Le difficoltà maggiori, dunque, si avranno negli spostamenti all'interno delle varie regioni. Nel Lazio sarà assicurato il collegamento tra Roma Termini e l'aeroporto di Fiumicino con il Leonardo Express e saranno garantiti per legge, in tutta Italia, i servizi minimi essenziali nella fascia pendolare di maggior frequentazone 6-9. In alcune regioni lo sciopero potrebbe avere una discreta adesione. In Toscana, ad esempio, sulle linee principali come l'Arezzo-Firenze, la Firenze-Pisa ma anche la Firenze-Lucca-Viareggio e Pisa-La Spezia, in Liguria, Trenitalia prevede un treno ogni due ore.  Così come in Campania sulla Napoli-Salerno e sulla Napoli-Caserta. Mentre sulla Napoli-Formia-Roma la previsione dell'azienda di trasporti è di almeno due coppie di treni, cioè due all'andata e due al ritorno, nella fascia oraria dalle 9 alle 18.

Per quanto riguarda Trenord, in Lombardia, sono a rischio anche i collegamenti aeroportuali Milano-Malpensa Aeroporto/Malpensa Aeroporto-Bellinzona (ci sarà perà un bus sostitutivo) e quelli della lunga percorrenza. Sono garantiti invece i treni che partono entro le 21 di giovedì e arrivano a destinazione entro le 22. Per il venerdì nero, invece, garantiti i treni della fascia di garanzia 6-9 indicati nelle bacheche in stazione o sul sito di Trenord. Lo sciopero potrà interessare anche il personale addetto alla vendita e all'assistenza alla clientela.

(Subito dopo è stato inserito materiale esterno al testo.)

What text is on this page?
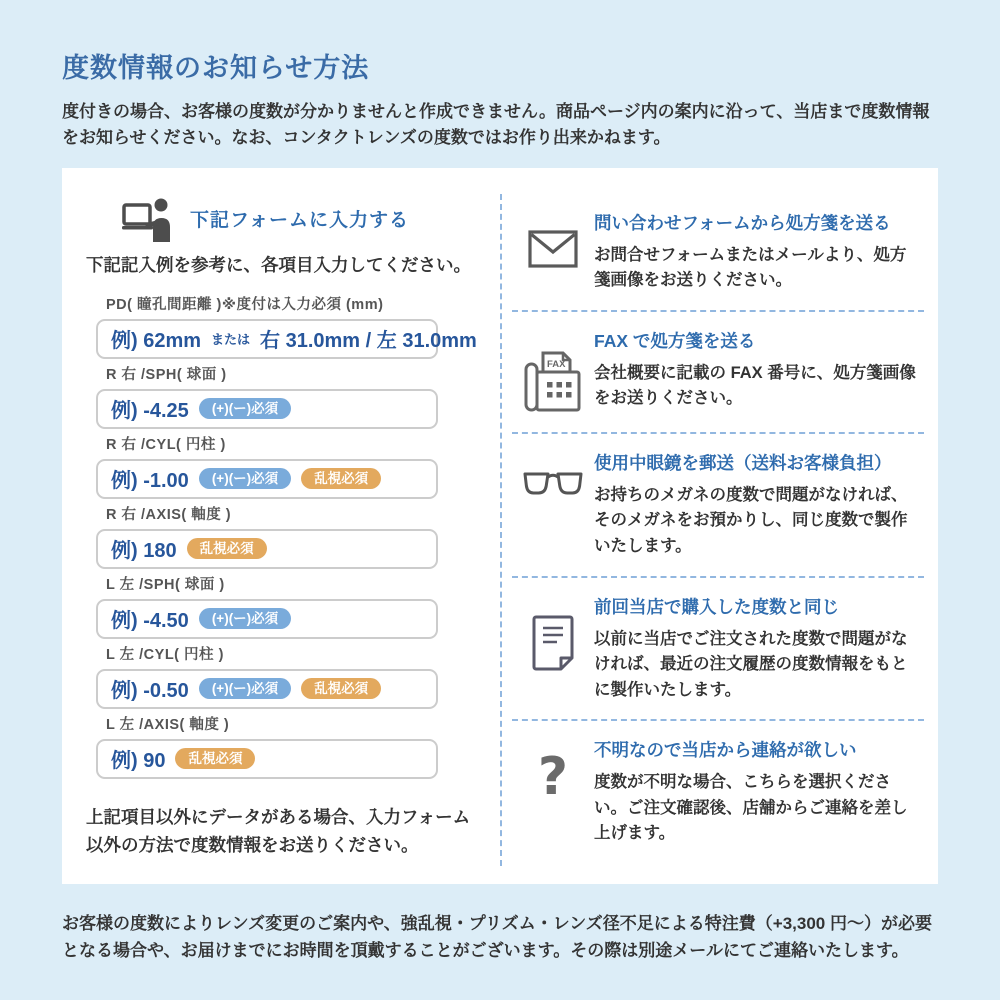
度数情報のお知らせ方法

度付きの場合、お客様の度数が分かりませんと作成できません。商品ページ内の案内に沿って、当店まで度数情報をお知らせください。なお、コンタクトレンズの度数ではお作り出来かねます。

下記フォームに入力する

下記記入例を参考に、各項目入力してください。

PD( 瞳孔間距離 )※度付は入力必須 (mm)
例) 62mm または 右 31.0mm / 左 31.0mm
R 右 /SPH( 球面 )
例) -4.25	(+)(ー)必須
R 右 /CYL( 円柱 )
例) -1.00	(+)(ー)必須	乱視必須
R 右 /AXIS( 軸度 )
例) 180	乱視必須
L 左 /SPH( 球面 )
例) -4.50	(+)(ー)必須
L 左 /CYL( 円柱 )
例) -0.50	(+)(ー)必須	乱視必須
L 左 /AXIS( 軸度 )
例) 90	乱視必須

上記項目以外にデータがある場合、入力フォーム以外の方法で度数情報をお送りください。

問い合わせフォームから処方箋を送る

お問合せフォームまたはメールより、処方箋画像をお送りください。

FAX
FAX で処方箋を送る

会社概要に記載の FAX 番号に、処方箋画像をお送りください。

使用中眼鏡を郵送（送料お客様負担）

お持ちのメガネの度数で問題がなければ、そのメガネをお預かりし、同じ度数で製作いたします。

前回当店で購入した度数と同じ

以前に当店でご注文された度数で問題がなければ、最近の注文履歴の度数情報をもとに製作いたします。

? 不明なので当店から連絡が欲しい

度数が不明な場合、こちらを選択ください。ご注文確認後、店舗からご連絡を差し上げます。

お客様の度数によりレンズ変更のご案内や、強乱視・プリズム・レンズ径不足による特注費（+3,300 円～）が必要となる場合や、お届けまでにお時間を頂戴することがございます。その際は別途メールにてご連絡いたします。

I sindacati, con un comunicato unitario, si fermeranno per protestare contro "i progetti di privatizzazione, svendita e smembramento del comparto Fs", in difesa "della sicurezza del lavoro a sostegno anche dei ferrovieri licenziati per aver difeso sicurezza e diritti collettivi", contro "la riforma pensionistica Fornero" e "il Testo Unico sulla Rappresentanza che consegna le Rsu alle Segreterie e mira a impedire la possibilità di organizzare ogni resistenza nei luoghi di lavoro".